Though there is nothing in the Policy that would dramatically change the economic status or otherwise of the Tibetan community living in the State or compromise the rights of the indigenous communities, the government should not have hurried. Instead, it should have consulted all stakeholders, including political parties and civil society organizations, before deciding to implement the policy. The move clearly was ill timed.
By rushing on the issue, the government has not only shot itself in the foot but has also exposed the dwindling Tibetan refugee community to intimidation and fear and angered a lot of Arunachalees.
The crux of the ten-point rehabilitation policy drawn up in 2014 by the Centre is that the State Governments have to sign a lease document with the Central Tibetan Relief Committee for the land currently being inhabited by the Tibetan refugees for a period of 20 years or till it is revoked/cancelled.
Lease document for the land is not giving away land.
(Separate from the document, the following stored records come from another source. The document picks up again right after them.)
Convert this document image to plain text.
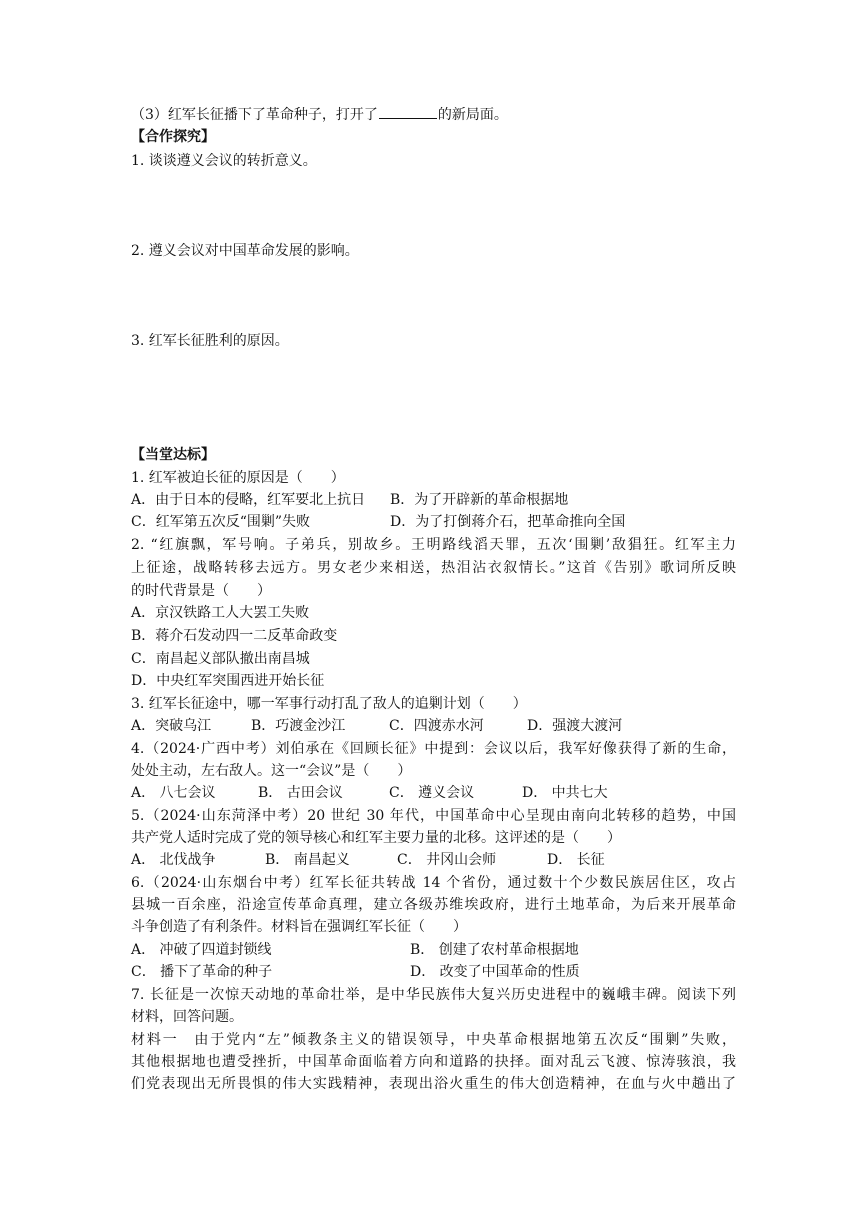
（3）红军长征播下了革命种子，打开了	的新局面。
【合作探究】
1. 谈谈遵义会议的转折意义。
2. 遵义会议对中国革命发展的影响。
3. 红军长征胜利的原因。
【当堂达标】
1. 红军被迫长征的原因是（　　）
A．由于日本的侵略，红军要北上抗日 B．为了开辟新的革命根据地
C．红军第五次反“围剿”失败	D．为了打倒蒋介石，把革命推向全国
2. “红旗飘，军号响。子弟兵，别故乡。王明路线滔天罪，五次‘围剿’敌猖狂。红军主力
上征途，战略转移去远方。男女老少来相送，热泪沾衣叙情长。”这首《告别》歌词所反映
的时代背景是（　　）
A．京汉铁路工人大罢工失败
B．蒋介石发动四一二反革命政变
C．南昌起义部队撤出南昌城
D．中央红军突围西进开始长征
3. 红军长征途中，哪一军事行动打乱了敌人的追剿计划（　　）
A．突破乌江	B．巧渡金沙江	C．四渡赤水河	D．强渡大渡河
4.（2024·广西中考）刘伯承在《回顾长征》中提到：会议以后，我军好像获得了新的生命，
处处主动，左右敌人。这一“会议”是（　　）
A． 八七会议	B． 古田会议	C． 遵义会议	D． 中共七大
5.（2024·山东菏泽中考）20 世纪 30 年代，中国革命中心呈现由南向北转移的趋势，中国
共产党人适时完成了党的领导核心和红军主要力量的北移。这评述的是（　　）
A． 北伐战争	B． 南昌起义	C． 井冈山会师	D． 长征
6.（2024·山东烟台中考）红军长征共转战 14 个省份，通过数十个少数民族居住区，攻占
县城一百余座，沿途宣传革命真理，建立各级苏维埃政府，进行土地革命，为后来开展革命
斗争创造了有利条件。材料旨在强调红军长征（　　）
A． 冲破了四道封锁线	B． 创建了农村革命根据地
C． 播下了革命的种子	D． 改变了中国革命的性质
7. 长征是一次惊天动地的革命壮举，是中华民族伟大复兴历史进程中的巍峨丰碑。阅读下列
材料，回答问题。
材料一　由于党内“左”倾教条主义的错误领导，中央革命根据地第五次反“围剿”失败，
其他根据地也遭受挫折，中国革命面临着方向和道路的抉择。面对乱云飞渡、惊涛骇浪，我
们党表现出无所畏惧的伟大实践精神，表现出浴火重生的伟大创造精神，在血与火中趟出了
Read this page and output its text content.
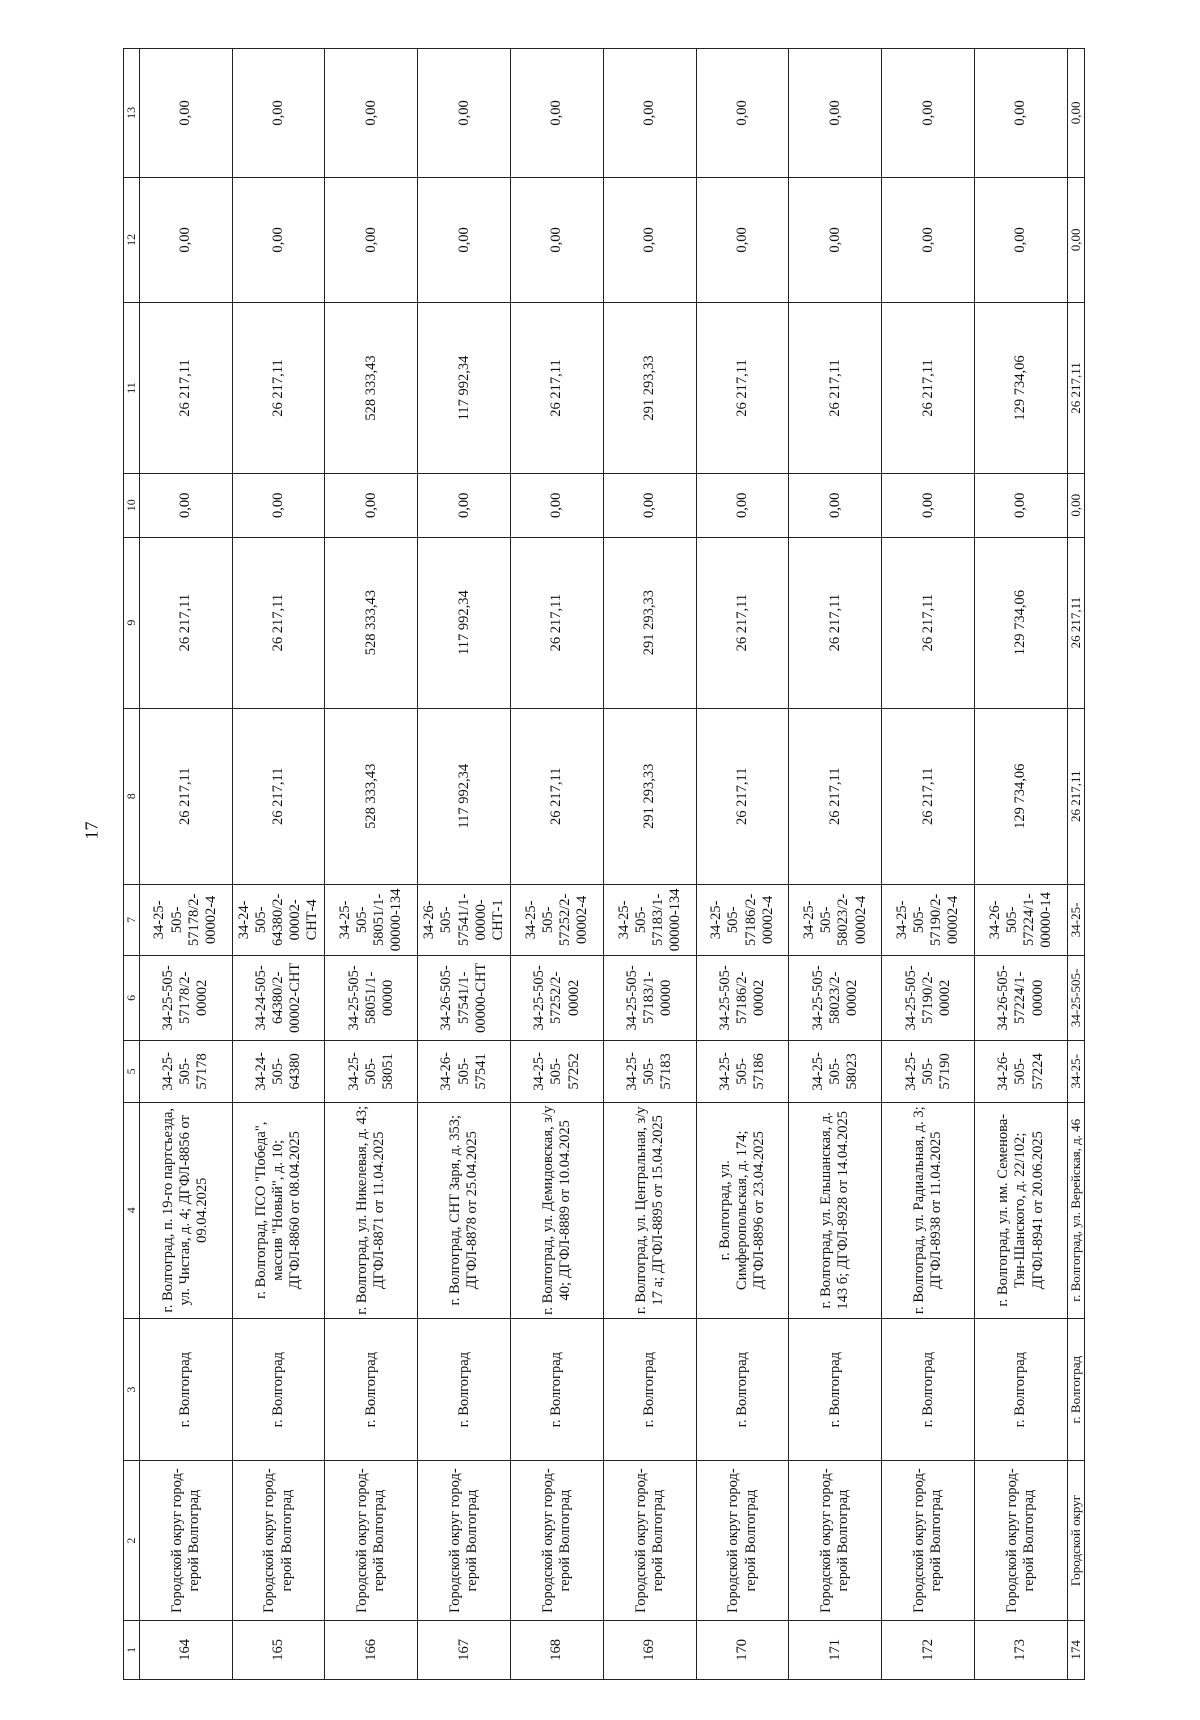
17
1	2	3	4	5	6	7	8	9	10	11	12	13
164	Городской округ город-герой Волгоград	г. Волгоград	г. Волгоград, п. 19-го партсъезда, ул. Чистая, д. 4; ДГФЛ-8856 от 09.04.2025	34-25-505-57178	34-25-505-57178/2-00002	34-25-505-57178/2-00002-4	26 217,11	26 217,11	0,00	26 217,11	0,00	0,00
165	Городской округ город-герой Волгоград	г. Волгоград	г. Волгоград, ПСО "Победа", массив "Новый", д. 10; ДГФЛ-8860 от 08.04.2025	34-24-505-64380	34-24-505-64380/2-00002-СНТ	34-24-505-64380/2-00002-СНТ-4	26 217,11	26 217,11	0,00	26 217,11	0,00	0,00
166	Городской округ город-герой Волгоград	г. Волгоград	г. Волгоград, ул. Никелевая, д. 43; ДГФЛ-8871 от 11.04.2025	34-25-505-58051	34-25-505-58051/1-00000	34-25-505-58051/1-00000-134	528 333,43	528 333,43	0,00	528 333,43	0,00	0,00
167	Городской округ город-герой Волгоград	г. Волгоград	г. Волгоград, СНТ Заря, д. 353; ДГФЛ-8878 от 25.04.2025	34-26-505-57541	34-26-505-57541/1-00000-СНТ	34-26-505-57541/1-00000-СНТ-1	117 992,34	117 992,34	0,00	117 992,34	0,00	0,00
168	Городской округ город-герой Волгоград	г. Волгоград	г. Волгоград, ул. Демидовская, з/у 40; ДГФЛ-8889 от 10.04.2025	34-25-505-57252	34-25-505-57252/2-00002	34-25-505-57252/2-00002-4	26 217,11	26 217,11	0,00	26 217,11	0,00	0,00
169	Городской округ город-герой Волгоград	г. Волгоград	г. Волгоград, ул. Центральная, з/у 17 а; ДГФЛ-8895 от 15.04.2025	34-25-505-57183	34-25-505-57183/1-00000	34-25-505-57183/1-00000-134	291 293,33	291 293,33	0,00	291 293,33	0,00	0,00
170	Городской округ город-герой Волгоград	г. Волгоград	г. Волгоград, ул. Симферопольская, д. 174; ДГФЛ-8896 от 23.04.2025	34-25-505-57186	34-25-505-57186/2-00002	34-25-505-57186/2-00002-4	26 217,11	26 217,11	0,00	26 217,11	0,00	0,00
171	Городской округ город-герой Волгоград	г. Волгоград	г. Волгоград, ул. Ельшанская, д. 143 б; ДГФЛ-8928 от 14.04.2025	34-25-505-58023	34-25-505-58023/2-00002	34-25-505-58023/2-00002-4	26 217,11	26 217,11	0,00	26 217,11	0,00	0,00
172	Городской округ город-герой Волгоград	г. Волгоград	г. Волгоград, ул. Радиальная, д. 3; ДГФЛ-8938 от 11.04.2025	34-25-505-57190	34-25-505-57190/2-00002	34-25-505-57190/2-00002-4	26 217,11	26 217,11	0,00	26 217,11	0,00	0,00
173	Городской округ город-герой Волгоград	г. Волгоград	г. Волгоград, ул. им. Семенова-Тян-Шанского, д. 22/102; ДГФЛ-8941 от 20.06.2025	34-26-505-57224	34-26-505-57224/1-00000	34-26-505-57224/1-00000-14	129 734,06	129 734,06	0,00	129 734,06	0,00	0,00
174	Городской округ	г. Волгоград	г. Волгоград, ул. Верейская, д. 46	34-25-	34-25-505-	34-25-	26 217,11	26 217,11	0,00	26 217,11	0,00	0,00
Instead it is securing the land, by recognising it as leased land.
Issuance of Rent Tenancy Certificate and grant of trade licenses are the other two that has to be done by the concerned State Governments.
Rent Tenancy Certificate has to be issued for all legal as well as revenue purposes, like it is being done for the scores of non-Arunachali businesses.
The issue of trade licenses to Tibetans needs to be explored as every non-indigenous person who has a business runs it on a Power of Attorney from an indigenous Arunachalee. The policy document is not very clear on the issue though it advises that Tibetans may be allowed to undertake economic activities.
Rests are advisories for implementation of centrally sponsored programmes and provision of basic amenities and jobs in private and NGO sectors.
If the state or its people feel that central policies are forcefully being made binding and some of it uninformed, there is always scope for discussion and changes can be consequently made.
For long, several organizations have claimed that people of Tibetan origin have been given AP Scheduled Tribe certificates. Getting such a certificate is a complex process and one has to go through several layers of screening right from Gaon Burah/Buri to Deputy Commissioner of a district. If any Tibetan has managed to get one, it is important to ascertain how that has happened and plug the administrative loopholes which allows grant of such certificates to people who do not belong to indigenous communities.
The brunt of the government’s recent decision is currently being felt in the capital complex with a section of students forcefully seeking documents from shopkeepers in various commercial establishments in the capital city, mostly in Takar Complex, Naharlagun. Though one understands the emotions, given the sheer number of refugees in the state and also confusing central government stands as well as court orders, such acts of intimidation are not only arbitrary, but illegal.
The hallmark of a tribal society is its fair treatment and informed judgment, not coercion or taking law into one’s own hands.